- The Indonesian Deputy Minister of Trade has highlighted the significant growth of cryptocurrency transactions, regulation guidelines, and plans for a conducive crypto ecosystem.
- Cryptocurrencies, though not usable as a mode of payment in Indonesia, have attracted attention as an investment vehicle, alongside traditional instruments like bonds, deposits, and mutual funds.
According to regulations set out in Bappebti’s Rule Number 8 of 2021, the crypto trade’s groundwork is well-defined. From 2020 to 2021, the value of crypto transactions rose sharply from 65 trillion to 859 trillion rupiah. To create a conducive crypto ecosystem and meet high public trading interest, the Deputy Minister mentioned plans to establish a crypto stock exchange to protect consumers from fraud.
On February 22, Wakil Menteri Perdagangan (Deputy Minister of Trade), Jerry Sambuaga, addressed the rising trade of cryptocurrency assets in Indonesia during a webinar. He revealed five top cryptocurrencies by market capitalization: Bitcoin (BTC), Ethereum (ETH), Tether (USDT), BNB (BNB), and USD Coin (USDC).
Understanding Cryptocurrency Assets
Cryptocurrency is essentially digital currency used as a means of exchange for online transactions. Ensuring security through cryptography, transactions often occur on a peer-to-peer basis, connecting devices without a central server. The owners are free to transact without third-party interference.
Blockchain, the computing system underlying crypto assets, exists to record and distribute transaction information worldwide. This information remains confidential, only displaying codes as transaction identity.
Historical Development of Cryptocurrencies
Cryptocurrency development dates back to 1983 when David Chaum introduced cryptographic electronic money in the United States, leading to Digicash in 1995. However, the need for specialized hardware and software limited its use.
In 2009, Satoshi Nakamoto introduced decentralized Bitcoin, allowing use across various platforms without special requirements. This paved the way for other crypto assets, which continue to rise in popularity.
Regulation and Risks in Indonesia
In Indonesia, crypto assets cannot function as payment instruments but are allowed as investment commodities under the Surat Menko Perekonomian and Bappebti’s Regulation Number 5 of 2019.

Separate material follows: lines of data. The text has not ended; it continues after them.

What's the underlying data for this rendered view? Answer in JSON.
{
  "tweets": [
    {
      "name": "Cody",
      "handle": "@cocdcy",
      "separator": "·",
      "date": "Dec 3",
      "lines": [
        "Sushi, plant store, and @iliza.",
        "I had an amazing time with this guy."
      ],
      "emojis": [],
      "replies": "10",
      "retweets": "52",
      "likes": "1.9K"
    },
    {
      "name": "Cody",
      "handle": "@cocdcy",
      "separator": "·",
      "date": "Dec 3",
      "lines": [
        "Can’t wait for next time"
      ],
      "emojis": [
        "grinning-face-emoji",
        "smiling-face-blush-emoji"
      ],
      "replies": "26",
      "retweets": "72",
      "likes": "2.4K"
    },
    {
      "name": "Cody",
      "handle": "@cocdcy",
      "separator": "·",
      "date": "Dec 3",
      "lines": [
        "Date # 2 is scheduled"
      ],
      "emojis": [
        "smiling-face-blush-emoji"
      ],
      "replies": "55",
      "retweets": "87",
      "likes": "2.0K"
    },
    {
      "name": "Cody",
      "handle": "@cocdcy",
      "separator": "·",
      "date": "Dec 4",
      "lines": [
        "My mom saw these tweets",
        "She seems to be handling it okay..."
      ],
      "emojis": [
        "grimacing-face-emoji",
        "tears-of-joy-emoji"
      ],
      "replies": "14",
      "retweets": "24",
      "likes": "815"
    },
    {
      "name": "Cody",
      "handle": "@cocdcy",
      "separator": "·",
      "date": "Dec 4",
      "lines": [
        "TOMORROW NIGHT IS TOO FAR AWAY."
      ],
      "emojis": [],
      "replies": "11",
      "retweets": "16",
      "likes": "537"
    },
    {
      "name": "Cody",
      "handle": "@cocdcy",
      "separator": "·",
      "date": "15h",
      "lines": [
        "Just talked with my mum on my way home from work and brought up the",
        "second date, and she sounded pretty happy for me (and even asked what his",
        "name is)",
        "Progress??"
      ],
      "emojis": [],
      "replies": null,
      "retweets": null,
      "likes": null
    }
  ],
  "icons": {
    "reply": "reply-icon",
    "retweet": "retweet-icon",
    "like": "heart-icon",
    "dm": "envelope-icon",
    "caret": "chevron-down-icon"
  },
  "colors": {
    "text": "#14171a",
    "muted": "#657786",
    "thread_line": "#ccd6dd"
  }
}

Based on the considerations of potential investment to boost the economy, crypto investments fall under the supervision of the Commodity Futures Trading Regulatory Agency (Bappebti). Yet, crypto assets are not considered legal tender according to the 2011 Currency Law, implying the necessity of converting crypto into rupiah for transactions.
Though perceived as secure due to cryptographic foundations, cryptocurrencies carry inherent risks, including fluctuating and uncontrollable value. These risks, unregulated by the Financial Services Authority (OJK), must be comprehended before heavy investment.
Traditional Investment Alternatives
For those concerned with the risks associated with crypto investments, traditional investment instruments like bonds, deposits, and mutual funds are available.
- Bonds: A popular investment in Indonesia, bonds are debt securities issued by governments or corporations. They provide interest as a form of asset ownership.
- Deposits: Deposits offer a relatively higher percentage of interest compared to regular savings and allow for adjustable tenure.
- Mutual Funds: Rising in popularity among young investors, mutual funds are a collection of funds managed for investment in various financial products like stocks and bonds.
These traditional instruments, along with emerging crypto assets, present diverse investment opportunities for the Indonesian populace, reflecting the evolving nature of financial investment in the region.